The past two Mondays in a row, I’ve heard of teams blocked by GitHub outages. Problems ranged from GitHub Actions timeouts to failures in basic Git operations. There has been a lot of speculation for the systemic cause of this incident uptick. An increase in AI-generated code is an easy theory to grab hold of, but a more tangible smoking gun could be GitHub’s current priority to migrate to Azure. Putting aside the why for a moment, how bad is it really at the moment? And how does it compare to GitHub’s performance in the past?

Like many companies, GitHub has a public status page to keep users updated on known issues and steps being taken to deal with them. I’ve previously held this up as an example of a “loud” status page. “Feeling bad about the number of incidents you’re reporting? See how many GitHub post!”. This can be seen both in a positive and a negative light. Sure, GitHub’s product range experiences a lot of issues, but at the same time, they’ve been great at detecting and reporting on them. Many of the issues posted either have a low severity or a small blast radius, and in my experience as a GitHub user, I’ve rarely actually been impacted directly.

Helpfully, the status page maintains full history, so I figured I might as well scrape it! They didn’t even rate limit me when I did so. Armed with full details of all GitHub’s reported incidents for the past few years, I parsed and organized them into a few csv files and started drawing some graphs.

As a first step, I took a look at weekly incident counts for the past year:

Incidents per week, organized by severity

In this view, the past couple of weeks look high overall, but not shockingly so. We even see a similarly bad week appearing more or less a year ago. Looking at the orange “Critical” incidents, though, we can see that we’re definitely in a period of more impactful incidents. It’s a modest increase though (given the small numbers overall), so why do we feel like things are so much worse right now? There must be another way to slice the data!
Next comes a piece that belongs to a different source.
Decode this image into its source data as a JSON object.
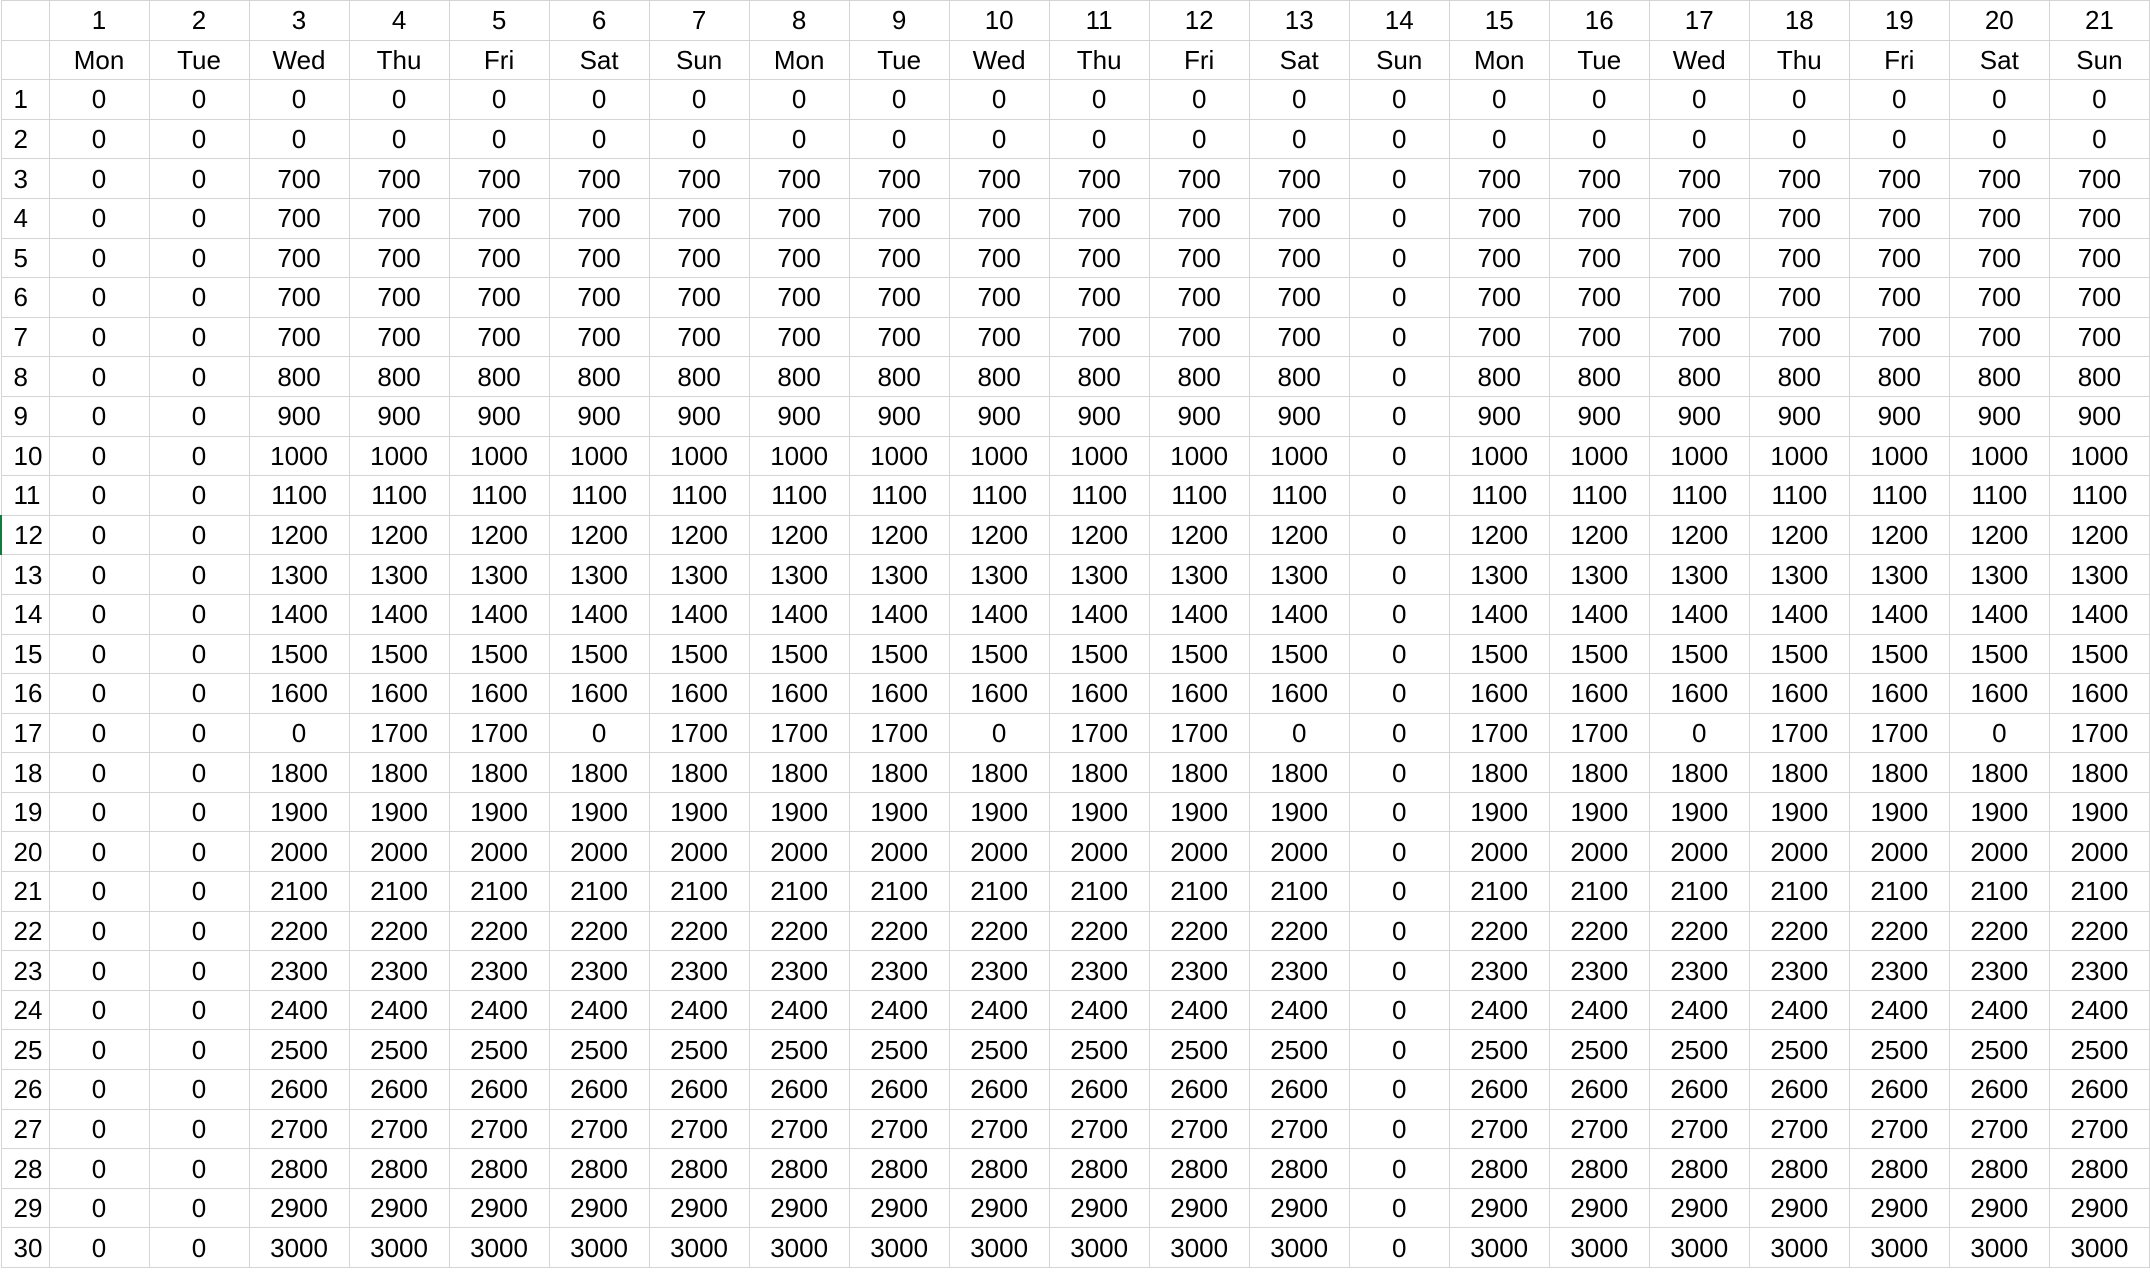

One key difference with Monday’s outage was how broad it was, affecting a number of GitHub’s products. On the status page, these are called “components”. To take into account the “breadth” of each incident, I counted each component as a separate incident.

Component-incidents per week

Now we’re getting somewhere! This past week included significantly greater cross-component impact than we’ve seen across the past year. I wondered if GitHub had ever seen this bad a week before, so expanded back over 5 years, adding a few bells and whistles to the chart while I was at it.

The last comparably bad week for incidents was back in May of 2023, and sure enough, GitHub issued a blog post around this time addressing the issues. Looking at the spikes on the weekly average (red dots), 2023 overall was a rough period. Could we be due for another bad year? Maybe, maybe not. The monthly availability report for January should be coming out over the next few days on the GitHub blog, but February’s won’t be out until mid-March. I’ll be keeping an eye out for it for sure.

Of course, this analysis is just looking at raw numbers and doesn’t dig into the described impact or root causes, which would add more color to the counts. But it has been interesting to see the overall trends, and it’s an exercise I’d be inclined to repeat when evaluating new vendors.